An Invariant Characterization of the Levi-Civita Spacetimes

TL;DR

This paper reviews Levi-Civita's solutions to Einstein's equations, presenting them accessibly and invariantly characterized using Cartan-Karlhede and Carminati-Mclenaghan invariants, serving as a practical reference.

Contribution

It provides a modern, accessible review of Levi-Civita's solutions and demonstrates their invariant characterization using two distinct methods.

Findings

Invariant characterization of solutions achieved

Comparison of Cartan-Karlhede and Carminati-Mclenaghan invariants

Practical application of the Cartan-Karlhede algorithm

Abstract

In the years 1917-1919 Tullio Levi-Civita published a number of papers presenting new solutions to Einstein's equations. This work, while partially translated, remains largely inaccessible to English speaking authors. In this paper we review these solutions, and present them in a modern, readable manner.

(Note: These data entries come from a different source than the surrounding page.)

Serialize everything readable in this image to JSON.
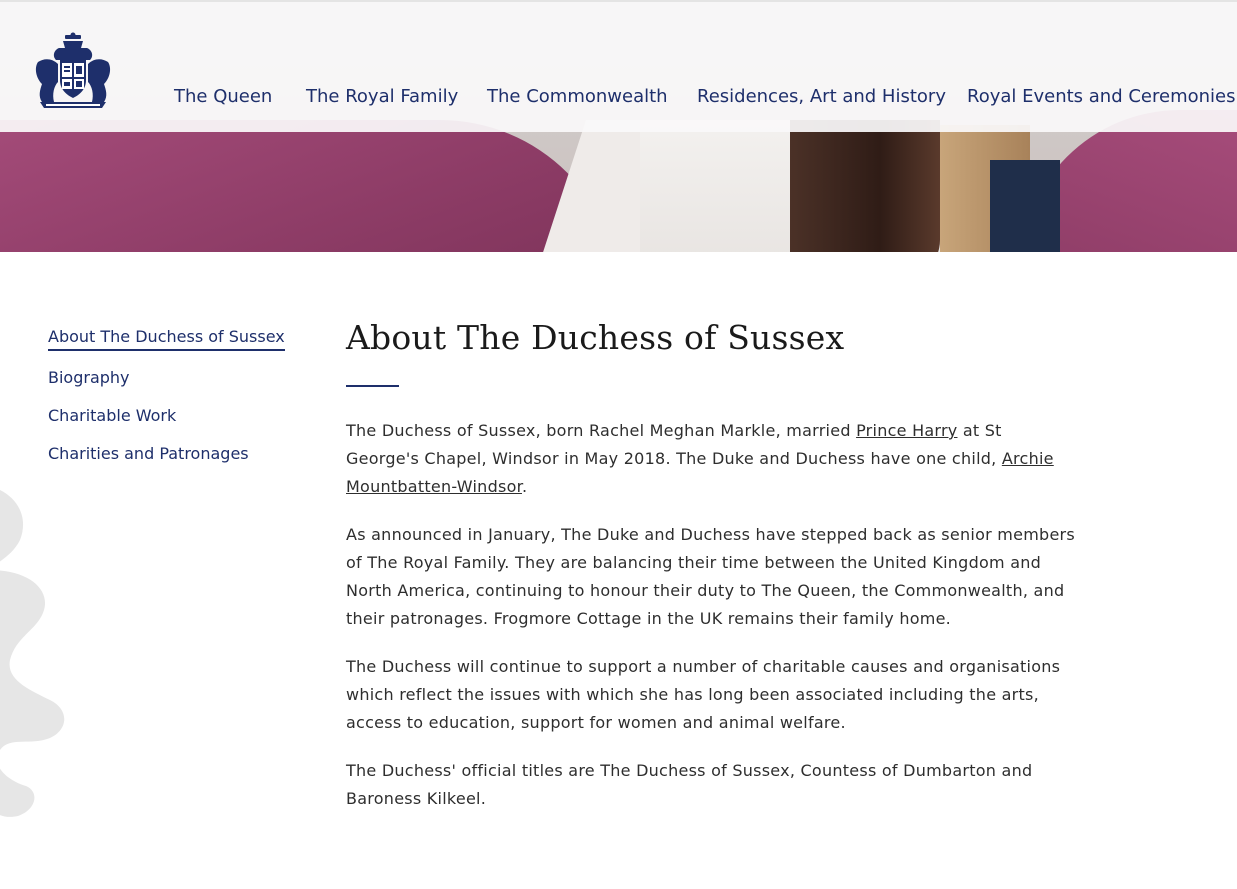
{
  "header": {
    "crest_icon": "royal-coat-of-arms-icon",
    "nav": [
      {
        "label": "The Queen"
      },
      {
        "label": "The Royal Family"
      },
      {
        "label": "The Commonwealth"
      },
      {
        "label": "Residences, Art and History"
      },
      {
        "label": "Royal Events and Ceremonies"
      }
    ]
  },
  "sidebar": {
    "items": [
      {
        "label": "About The Duchess of Sussex",
        "active": true
      },
      {
        "label": "Biography"
      },
      {
        "label": "Charitable Work"
      },
      {
        "label": "Charities and Patronages"
      }
    ]
  },
  "main": {
    "title": "About The Duchess of Sussex",
    "p1": {
      "before": "The Duchess of Sussex, born Rachel Meghan Markle, married ",
      "link1": "Prince Harry",
      "middle": " at St George's Chapel, Windsor in May 2018. The Duke and Duchess have one child, ",
      "link2": "Archie Mountbatten-Windsor",
      "after": "."
    },
    "p2": "As announced in January, The Duke and Duchess have stepped back as senior members of The Royal Family. They are balancing their time between the United Kingdom and North America, continuing to honour their duty to The Queen, the Commonwealth, and their patronages. Frogmore Cottage in the UK remains their family home.",
    "p3": "The Duchess will continue to support a number of charitable causes and organisations which reflect the issues with which she has long been associated including the arts, access to education, support for women and animal welfare.",
    "p4": "The Duchess' official titles are The Duchess of Sussex, Countess of Dumbarton and Baroness Kilkeel."
  },
  "colors": {
    "nav_text": "#1e2f6b",
    "body_text": "#2e2e2e",
    "accent_rule": "#1e2f6b",
    "banner_magenta": "#8d3c66"
  }
}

We will also compute both Cartan-Karlhede and Carminati-Mclenaghan invariants such that these solutions are invariantly characterized by two distinct methods. These methods will allow for these solutions to be totally, and invariantly characterized. Because of the variety of solutions considered here, this paper will also be a useful reference for those seeking to learn to apply the Cartan-Karlhede algorithm in practice.